There are 47 large glaciers found in Los Glaciares National Park. The three biggest glaciers are Viedma, which we did not visit; Upsala, which we also did not visit; and Perito Moreno, which we visited for five frigid hours.
There was a winding trough for tourists along the shore. Mélissa and I started at the far end of the coastal path to acclimatize ourselves to the impending spectacle.
The glacier was only about an inch tall to begin with.
Within an hour, it had grown to 240 feet.
Before the walkways were built, people were getting impaled by shards of falling ice. The park has recorded 32 deaths, but the number is likely higher.

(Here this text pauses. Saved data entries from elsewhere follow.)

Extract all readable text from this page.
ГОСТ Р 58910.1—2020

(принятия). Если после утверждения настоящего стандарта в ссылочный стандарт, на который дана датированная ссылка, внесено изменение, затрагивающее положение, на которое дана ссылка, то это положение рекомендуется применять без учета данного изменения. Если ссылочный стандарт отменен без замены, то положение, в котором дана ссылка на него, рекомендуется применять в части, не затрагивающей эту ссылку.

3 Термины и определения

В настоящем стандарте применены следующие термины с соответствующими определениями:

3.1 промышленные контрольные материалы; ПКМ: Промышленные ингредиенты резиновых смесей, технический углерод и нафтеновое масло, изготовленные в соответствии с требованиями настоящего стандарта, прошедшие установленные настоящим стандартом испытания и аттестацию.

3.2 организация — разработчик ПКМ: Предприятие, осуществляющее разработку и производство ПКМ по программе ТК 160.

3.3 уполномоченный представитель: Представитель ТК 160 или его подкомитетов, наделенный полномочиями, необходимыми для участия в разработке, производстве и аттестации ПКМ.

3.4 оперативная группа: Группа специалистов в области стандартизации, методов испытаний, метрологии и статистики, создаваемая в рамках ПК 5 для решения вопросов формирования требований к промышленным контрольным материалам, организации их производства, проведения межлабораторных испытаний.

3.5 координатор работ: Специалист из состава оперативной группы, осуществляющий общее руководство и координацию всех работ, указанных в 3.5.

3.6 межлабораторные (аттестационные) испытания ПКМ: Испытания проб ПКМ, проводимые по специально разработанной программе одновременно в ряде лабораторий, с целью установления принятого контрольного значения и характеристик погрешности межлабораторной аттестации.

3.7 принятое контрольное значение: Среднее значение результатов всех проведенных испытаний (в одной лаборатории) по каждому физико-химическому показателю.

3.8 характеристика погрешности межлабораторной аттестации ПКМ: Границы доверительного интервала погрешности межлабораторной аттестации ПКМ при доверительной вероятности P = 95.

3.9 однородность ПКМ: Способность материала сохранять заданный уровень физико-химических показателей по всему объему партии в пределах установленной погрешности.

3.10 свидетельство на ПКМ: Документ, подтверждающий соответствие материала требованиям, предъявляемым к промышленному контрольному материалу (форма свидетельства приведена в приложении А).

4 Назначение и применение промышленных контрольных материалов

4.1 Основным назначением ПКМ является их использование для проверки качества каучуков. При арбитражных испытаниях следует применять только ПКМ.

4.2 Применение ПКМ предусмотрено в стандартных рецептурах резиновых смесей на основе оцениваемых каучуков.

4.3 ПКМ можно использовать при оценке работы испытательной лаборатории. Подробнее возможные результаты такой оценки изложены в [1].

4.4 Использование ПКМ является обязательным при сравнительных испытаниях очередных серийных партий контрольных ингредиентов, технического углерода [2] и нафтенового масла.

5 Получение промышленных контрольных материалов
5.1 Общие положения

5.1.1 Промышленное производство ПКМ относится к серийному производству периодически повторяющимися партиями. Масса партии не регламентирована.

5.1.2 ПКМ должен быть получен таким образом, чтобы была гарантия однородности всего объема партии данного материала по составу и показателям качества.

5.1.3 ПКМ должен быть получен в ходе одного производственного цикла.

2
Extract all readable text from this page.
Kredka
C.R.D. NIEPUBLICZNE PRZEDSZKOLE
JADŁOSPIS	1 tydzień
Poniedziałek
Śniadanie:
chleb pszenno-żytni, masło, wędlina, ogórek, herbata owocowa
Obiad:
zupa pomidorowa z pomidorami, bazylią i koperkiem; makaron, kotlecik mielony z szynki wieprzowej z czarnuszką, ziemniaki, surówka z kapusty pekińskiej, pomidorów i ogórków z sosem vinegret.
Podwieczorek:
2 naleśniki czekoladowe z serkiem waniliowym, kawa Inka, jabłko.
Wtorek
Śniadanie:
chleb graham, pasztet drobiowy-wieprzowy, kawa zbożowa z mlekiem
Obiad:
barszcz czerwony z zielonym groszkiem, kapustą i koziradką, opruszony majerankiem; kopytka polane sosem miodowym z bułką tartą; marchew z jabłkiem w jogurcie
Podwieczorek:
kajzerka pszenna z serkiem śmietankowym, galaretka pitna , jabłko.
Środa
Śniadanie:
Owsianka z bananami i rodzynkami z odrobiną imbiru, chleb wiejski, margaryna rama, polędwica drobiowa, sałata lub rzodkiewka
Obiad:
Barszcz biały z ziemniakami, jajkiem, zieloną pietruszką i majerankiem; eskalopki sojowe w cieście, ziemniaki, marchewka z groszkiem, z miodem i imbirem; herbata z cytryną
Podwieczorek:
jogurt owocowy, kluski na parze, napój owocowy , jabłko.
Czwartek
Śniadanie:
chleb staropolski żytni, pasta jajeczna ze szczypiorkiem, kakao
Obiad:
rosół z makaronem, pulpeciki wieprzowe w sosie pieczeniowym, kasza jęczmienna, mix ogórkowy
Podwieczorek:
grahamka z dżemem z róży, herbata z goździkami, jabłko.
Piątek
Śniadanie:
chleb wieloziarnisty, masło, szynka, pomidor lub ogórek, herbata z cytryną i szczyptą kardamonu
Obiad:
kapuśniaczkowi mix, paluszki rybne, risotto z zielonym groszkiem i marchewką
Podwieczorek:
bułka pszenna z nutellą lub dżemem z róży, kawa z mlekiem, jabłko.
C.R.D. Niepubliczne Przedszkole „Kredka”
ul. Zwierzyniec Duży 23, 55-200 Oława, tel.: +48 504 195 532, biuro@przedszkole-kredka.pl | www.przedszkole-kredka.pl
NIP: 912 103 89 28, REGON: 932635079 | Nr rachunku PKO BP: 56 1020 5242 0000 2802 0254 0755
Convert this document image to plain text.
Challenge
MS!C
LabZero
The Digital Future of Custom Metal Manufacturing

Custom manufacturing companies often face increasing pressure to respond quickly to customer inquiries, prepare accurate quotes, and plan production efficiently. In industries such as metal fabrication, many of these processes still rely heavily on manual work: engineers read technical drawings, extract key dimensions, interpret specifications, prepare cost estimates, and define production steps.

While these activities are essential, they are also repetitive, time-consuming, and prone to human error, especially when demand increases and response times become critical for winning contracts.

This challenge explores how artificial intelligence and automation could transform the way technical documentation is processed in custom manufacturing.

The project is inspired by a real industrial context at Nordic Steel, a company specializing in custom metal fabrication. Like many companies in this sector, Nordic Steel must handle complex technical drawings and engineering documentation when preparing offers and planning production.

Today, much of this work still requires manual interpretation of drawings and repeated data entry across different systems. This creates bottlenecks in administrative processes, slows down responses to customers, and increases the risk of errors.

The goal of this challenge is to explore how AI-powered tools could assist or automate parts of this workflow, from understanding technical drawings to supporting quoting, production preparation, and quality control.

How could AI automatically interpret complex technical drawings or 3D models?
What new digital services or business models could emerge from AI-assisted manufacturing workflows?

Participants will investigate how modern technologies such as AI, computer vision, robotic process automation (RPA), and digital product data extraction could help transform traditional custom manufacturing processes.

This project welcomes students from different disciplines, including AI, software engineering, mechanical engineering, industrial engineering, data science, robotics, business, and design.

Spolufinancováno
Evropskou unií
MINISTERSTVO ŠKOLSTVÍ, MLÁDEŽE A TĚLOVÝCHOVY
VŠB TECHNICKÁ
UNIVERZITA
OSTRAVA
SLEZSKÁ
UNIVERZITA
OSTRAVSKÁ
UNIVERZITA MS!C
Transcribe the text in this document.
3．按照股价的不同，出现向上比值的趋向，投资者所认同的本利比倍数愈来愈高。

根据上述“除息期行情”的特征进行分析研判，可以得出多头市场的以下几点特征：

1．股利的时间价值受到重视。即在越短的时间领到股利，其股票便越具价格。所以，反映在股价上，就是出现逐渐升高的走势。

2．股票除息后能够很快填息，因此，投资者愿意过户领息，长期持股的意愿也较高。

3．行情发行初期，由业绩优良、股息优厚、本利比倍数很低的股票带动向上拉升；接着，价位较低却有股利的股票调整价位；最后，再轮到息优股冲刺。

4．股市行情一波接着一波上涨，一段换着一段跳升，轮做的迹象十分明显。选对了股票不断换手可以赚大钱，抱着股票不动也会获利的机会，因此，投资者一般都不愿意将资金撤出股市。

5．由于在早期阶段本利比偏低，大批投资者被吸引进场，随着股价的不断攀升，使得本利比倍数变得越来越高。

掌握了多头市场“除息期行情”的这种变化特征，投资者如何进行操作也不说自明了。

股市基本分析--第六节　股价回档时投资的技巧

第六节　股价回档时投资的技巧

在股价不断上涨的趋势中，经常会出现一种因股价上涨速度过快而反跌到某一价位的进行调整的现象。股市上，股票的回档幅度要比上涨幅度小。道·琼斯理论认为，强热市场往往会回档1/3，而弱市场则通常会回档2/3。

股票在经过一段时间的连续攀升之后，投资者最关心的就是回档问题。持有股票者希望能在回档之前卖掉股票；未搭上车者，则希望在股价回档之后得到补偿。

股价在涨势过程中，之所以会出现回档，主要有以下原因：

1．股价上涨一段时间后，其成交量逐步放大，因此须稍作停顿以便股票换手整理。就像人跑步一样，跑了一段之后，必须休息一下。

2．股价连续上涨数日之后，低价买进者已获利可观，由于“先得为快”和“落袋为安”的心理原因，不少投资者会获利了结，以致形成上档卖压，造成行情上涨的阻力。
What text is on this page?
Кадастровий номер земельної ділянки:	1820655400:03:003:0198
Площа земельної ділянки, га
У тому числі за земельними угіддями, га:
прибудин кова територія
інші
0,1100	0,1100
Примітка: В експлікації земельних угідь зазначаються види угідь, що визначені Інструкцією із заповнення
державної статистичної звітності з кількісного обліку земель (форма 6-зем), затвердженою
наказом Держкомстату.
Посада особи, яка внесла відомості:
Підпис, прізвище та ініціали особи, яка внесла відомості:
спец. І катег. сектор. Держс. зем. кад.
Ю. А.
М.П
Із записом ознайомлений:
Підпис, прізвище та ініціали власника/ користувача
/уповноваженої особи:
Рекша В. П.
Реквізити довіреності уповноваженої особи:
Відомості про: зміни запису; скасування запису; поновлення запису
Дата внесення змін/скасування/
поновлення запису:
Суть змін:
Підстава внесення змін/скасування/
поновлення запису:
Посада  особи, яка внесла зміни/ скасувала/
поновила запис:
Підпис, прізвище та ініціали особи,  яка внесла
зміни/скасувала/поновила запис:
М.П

Look at this thing, it’s a beast!
My TripAdvisor review would be something like this:
“Ice is nice.”
I am so happy I travelled 10,600km to get here. This may sound sarcastic, but it really is not. This was one of the coolest things I’ve ever seen on any of my travels.
Niagara Falls can go fuck itself.
five green circle-dots out of five!
When Mélissa and I climbed off the bus in El Calafate, our driver shouted out to her, “Your friend is cute.”
Mélissa had been the darling of the Valdes Peninsula: one of the guys at the hostel in Trelew told me via Google translate, “Your friend is very pretty.” The guys at the dive shop in Puerto Madryn flirted with her. And I can’t forget the wine-cooler-for-breakfast Italian tourist at the airport.
In the Santa Cruz province of Argentina, however, I was undeniably swoon-worthy in my technical layers and quick-dry pants. Even the ranger at Laguna Nimez Instagram-stalked me.
The issue wasn’t that I already had a far-less ornate guy in Montréal, but that as a fellow Scorpio, the bus driver and I simply weren’t astrologically compatible.